Unter welchen Umständen muss man seinen Nächsten zur Rede stellen? Maimonides schreibt in seinem Kodex: „Wer sieht, dass jemand Unrecht tut oder sich auf falschem Wege befindet, für den ist es eine Pflicht, den betreffenden auf den rechten Weg zurückzuführen und ihn zu der Einsicht zu bringen, dass er durch seine schlechten Taten sich gegen sich selbst versündigt… Bei der Zurechtweisung – handle es sich um Dinge, die das Verhältnis zum Nebenmenschen oder das zu Gott angehen, – rede man ruhig in keinerlei verletzender Weise, und lasse es merken, dass man es nur zum Besten des Andern meint, um ihn seines Anteils an der zukünftigen Welt nicht verlustig gehen zu lassen. Wird die Ermahnung ange­nommen, so ist es gut, wenn nicht, so weise man ein zweites und drittes Mal zurecht. Man ist verpflichtet, Zurechtweisung solange fortzusetzen, bis der Betreffende einen schlägt oder ausdrücklich erklärt, er wolle sie nicht annehmen. Wer einem Unrecht Einhalt gebieten könnte und unterlässt es, macht sich mitschuldig, da er ihm ja hätte wehren können“ (Hilchot Deot 6,7).
 
Im Wochenabschnitt Chukat steht ein Satz, der einer Erklärung bedarf: „Aharon werde versammelt zu seinen Stämmen! Denn er soll nicht in das Land kommen, das ich den Kindern Israel gegeben, weil ihr gegen meinen Befehl widerspenstig gewesen seid beim Hader-Wasser“ (Bamidbar 20, 24). Nun heißt es einige Verse davor: „Da erhob Mosche seine Hand und schlug den Felsen mit seinem Stabe zwei Mal, und es kam viel Wasser heraus, dass die Gemeinde trank und ihr Vieh“  (Vers 11). Rabbiner J.H. Hertz kommentiert: „Moses vergaß sich, von seinem Zorn hingerissen, und anstatt – wie ihm befohlen war – zu dem Felsen zu sprechen, schlug er ihn zweimal. Hätte er nur zu dem Felsen gesprochen, so wäre das Wunder unleugbar und Gottes Name in den Augen der ungläubigen Menge geheiligt gewesen.“ Zu fragen ist: „Weil ihr gegen meinen Befehl widerspenstig gewesen seid beim Hader-Wasser“ – was für einen Vorwurf kann man Aharon machen? Rabbiner S.T. Stern erklärt, dass Aharon seinen Bruder Mosche hätte zurechtweisen müssen!

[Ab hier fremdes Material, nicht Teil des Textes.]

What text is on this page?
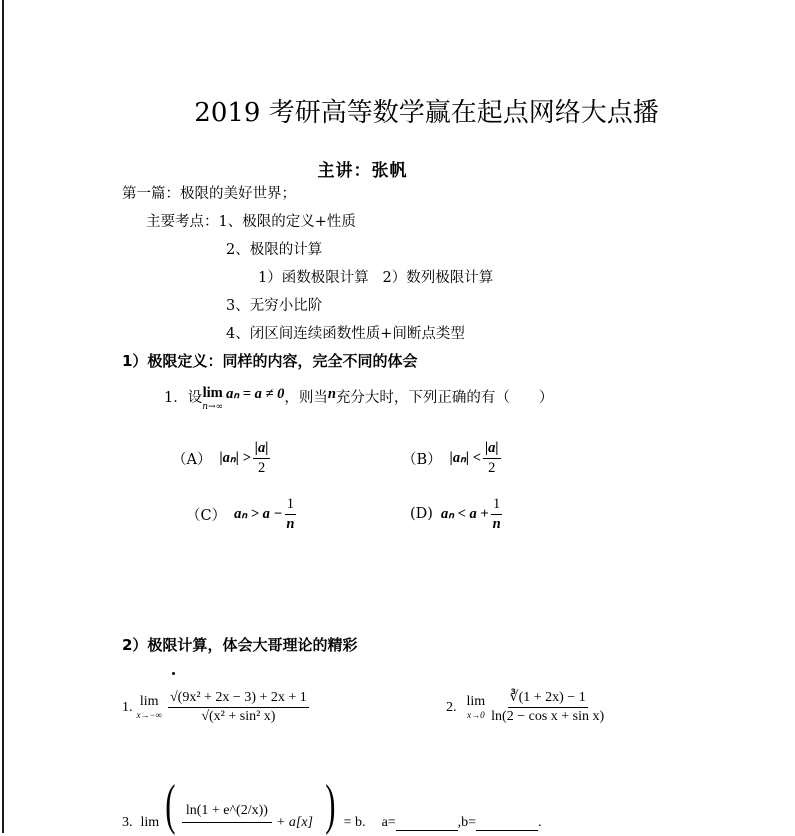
2019 考研高等数学赢在起点网络大点播
主讲：张帆
第一篇：极限的美好世界；
主要考点：1、极限的定义+性质
2、极限的计算
1）函数极限计算   2）数列极限计算
3、无穷小比阶
4、闭区间连续函数性质+间断点类型
1）极限定义：同样的内容，完全不同的体会
1．设 lim
n→∞
aₙ = a ≠ 0 ，则当 n 充分大时，下列正确的有（　　）
（A） $|a_n| > \frac{|a|}{2}$	（B） $|a_n| < \frac{|a|}{2}$
（C） $a_n > a - \frac{1}{n}$	(D) $a_n < a + \frac{1}{n}$
2）极限计算，体会大哥理论的精彩
1. lim
$x\to-\infty \frac{\text{√(9x² + 2x − 3) + 2x + 1}}{\text{√(x² + sin² x)}}$	2. lim
$x\to 0 \frac{∛(1 + 2x) - 1}{\text{ln(2 − cos x + sin x)}}$
3. lim ( ln(1 + e^(2/x))
+ a[x] ) = b. a=	,b=	.
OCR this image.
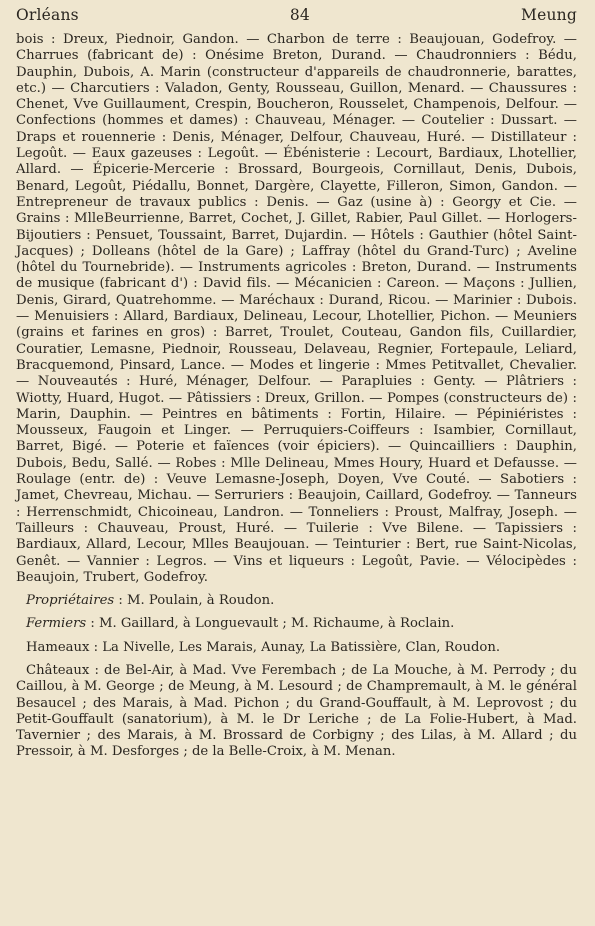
Orléans	84	Meung

bois : Dreux, Piednoir, Gandon. — Charbon de terre : Beaujouan, Godefroy. — Charrues (fabricant de) : Onésime Breton, Durand. — Chaudronniers : Bédu, Dauphin, Dubois, A. Marin (constructeur d'appareils de chaudronnerie, barattes, etc.) — Charcutiers : Valadon, Genty, Rousseau, Guillon, Menard. — Chaussures : Chenet, Vve Guillaument, Crespin, Boucheron, Rousselet, Champenois, Delfour. — Confections (hommes et dames) : Chauveau, Ménager. — Coutelier : Dussart. — Draps et rouennerie : Denis, Ménager, Delfour, Chauveau, Huré. — Distillateur : Legoût. — Eaux gazeuses : Legoût. — Ébénisterie : Lecourt, Bardiaux, Lhotellier, Allard. — Épicerie-Mercerie : Brossard, Bourgeois, Cornillaut, Denis, Dubois, Benard, Legoût, Piédallu, Bonnet, Dargère, Clayette, Filleron, Simon, Gandon. — Entrepreneur de travaux publics : Denis. — Gaz (usine à) : Georgy et Cie. — Grains : MlleBeurrienne, Barret, Cochet, J. Gillet, Rabier, Paul Gillet. — Horlogers-Bijoutiers : Pensuet, Toussaint, Barret, Dujardin. — Hôtels : Gauthier (hôtel Saint-Jacques) ; Dolleans (hôtel de la Gare) ; Laffray (hôtel du Grand-Turc) ; Aveline (hôtel du Tournebride). — Instruments agricoles : Breton, Durand. — Instruments de musique (fabricant d') : David fils. — Mécanicien : Careon. — Maçons : Jullien, Denis, Girard, Quatrehomme. — Maréchaux : Durand, Ricou. — Marinier : Dubois. — Menuisiers : Allard, Bardiaux, Delineau, Lecour, Lhotellier, Pichon. — Meuniers (grains et farines en gros) : Barret, Troulet, Couteau, Gandon fils, Cuillardier, Couratier, Lemasne, Piednoir, Rousseau, Delaveau, Regnier, Fortepaule, Leliard, Bracquemond, Pinsard, Lance. — Modes et lingerie : Mmes Petitvallet, Chevalier. — Nouveautés : Huré, Ménager, Delfour. — Parapluies : Genty. — Plâtriers : Wiotty, Huard, Hugot. — Pâtissiers : Dreux, Grillon. — Pompes (constructeurs de) : Marin, Dauphin. — Peintres en bâtiments : Fortin, Hilaire. — Pépiniéristes : Mousseux, Faugoin et Linger. — Perruquiers-Coiffeurs : Isambier, Cornillaut, Barret, Bigé. — Poterie et faïences (voir épiciers). — Quincailliers : Dauphin, Dubois, Bedu, Sallé. — Robes : Mlle Delineau, Mmes Houry, Huard et Defausse. — Roulage (entr. de) : Veuve Lemasne-Joseph, Doyen, Vve Couté. — Sabotiers : Jamet, Chevreau, Michau. — Serruriers : Beaujoin, Caillard, Godefroy. — Tanneurs : Herrenschmidt, Chicoineau, Landron. — Tonneliers : Proust, Malfray, Joseph. — Tailleurs : Chauveau, Proust, Huré. — Tuilerie : Vve Bilene. — Tapissiers : Bardiaux, Allard, Lecour, Mlles Beaujouan. — Teinturier : Bert, rue Saint-Nicolas, Genêt. — Vannier : Legros. — Vins et liqueurs : Legoût, Pavie. — Vélocipèdes : Beaujoin, Trubert, Godefroy.

Propriétaires : M. Poulain, à Roudon.

Fermiers : M. Gaillard, à Longuevault ; M. Richaume, à Roclain.

Hameaux : La Nivelle, Les Marais, Aunay, La Batissière, Clan, Roudon.

Châteaux : de Bel-Air, à Mad. Vve Ferembach ; de La Mouche, à M. Perrody ; du Caillou, à M. George ; de Meung, à M. Lesourd ; de Champremault, à M. le général Besaucel ; des Marais, à Mad. Pichon ; du Grand-Gouffault, à M. Leprovost ; du Petit-Gouffault (sanatorium), à M. le Dr Leriche ; de La Folie-Hubert, à Mad. Tavernier ; des Marais, à M. Brossard de Corbigny ; des Lilas, à M. Allard ; du Pressoir, à M. Desforges ; de la Belle-Croix, à M. Menan.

Die Tatsache, dass man sich mitschuldig macht, wenn man schweigt statt ein kritisches Wort zu sagen, sollte uns nachdenklich stimmen.
 
Wer glaubt, dass die Mitzwa des Zurechtweisens leicht zu praktizieren sei, der irrt sich gewaltig. Es ist äußerst schwer, eine Zurechtweisung mit dem geforderten Takt zu erteilen. Schon im Talmud (Arachin 16b) wurde der Zweifel geäußert, ob jemand von den Zeitgenossen die Kunst des Zurechtweisens beherrsche. Offensichtlich kann diese Mitzwa nur unter bestimmten Bedingungen erfüllt werden. Es wurde bereits gesagt, dass Zurechtweisen eine brauchbare Methode ist, um Hass abzubauen. Aber ein Vers im Buch „Mischle“ warnt uns: „Mahn den Narren nicht, dass er dich nicht hasse“ (9, 8).
 
 Die Tora verlangt: „Zurechtweisen sollst du deinen Nächsten (hebr.: Amitecha)“. Rabbiner M.L. Malbim macht darauf aufmerksam, dass das Wort Amitecha von unseren Weisen wie folgt ausgelegt worden ist: der so wie du Tora und Mitzwot hält. Nach dieser Interpretation redet die Tora gar nicht von Leuten, die ohne Mitzwot leben wollen – ermahnen soll man nur Amitecha, einen Juden, der die Tora im Prinzip hält (siehe auch Tana Debej Elijahu, Ende Kap. 18, ins Englische übersetzt in: Rabbi M. Weinberger, Jewish Outreach, New York 1990, S. 20).
 
Besteht die Mitzwa der Zurechtweisung auch dann, wenn der Kritiker sicher ist, dass seine Ermahnung auf taube Ohren stoßen wird? In dieser Frage gibt es eine Meinungsverschiedenheit unter den Halachisten (siehe Rabbiner Y. Amitals Abhandlung in der Rabbi Mordechai Breuer Festschrift, Jerusalem 1992, und auch die Ausführungen von Rabbiner N. Lamm in seinem Werk „Halachot WeHalichot, Jerusalem 1990, S. 171ff). Die einen verstehen das Gebot des Zurechtweisens so, dass es nur dann ausgeübt werden soll, wenn ein positives Ergebnis nicht ausgeschlossen ist; die anderen Halachisten sind der Ansicht, dass auch ein sicher wirkungsloser Protest geboten ist. Nach der ersten Auffassung geht es der Tora bei der Mitzwa des Zurechtweisens hauptsächlich um die Verbesserung der Gesellschaft, nach der zweiten Ansicht auch um die moralische Integrität dessen, der Unrecht sieht.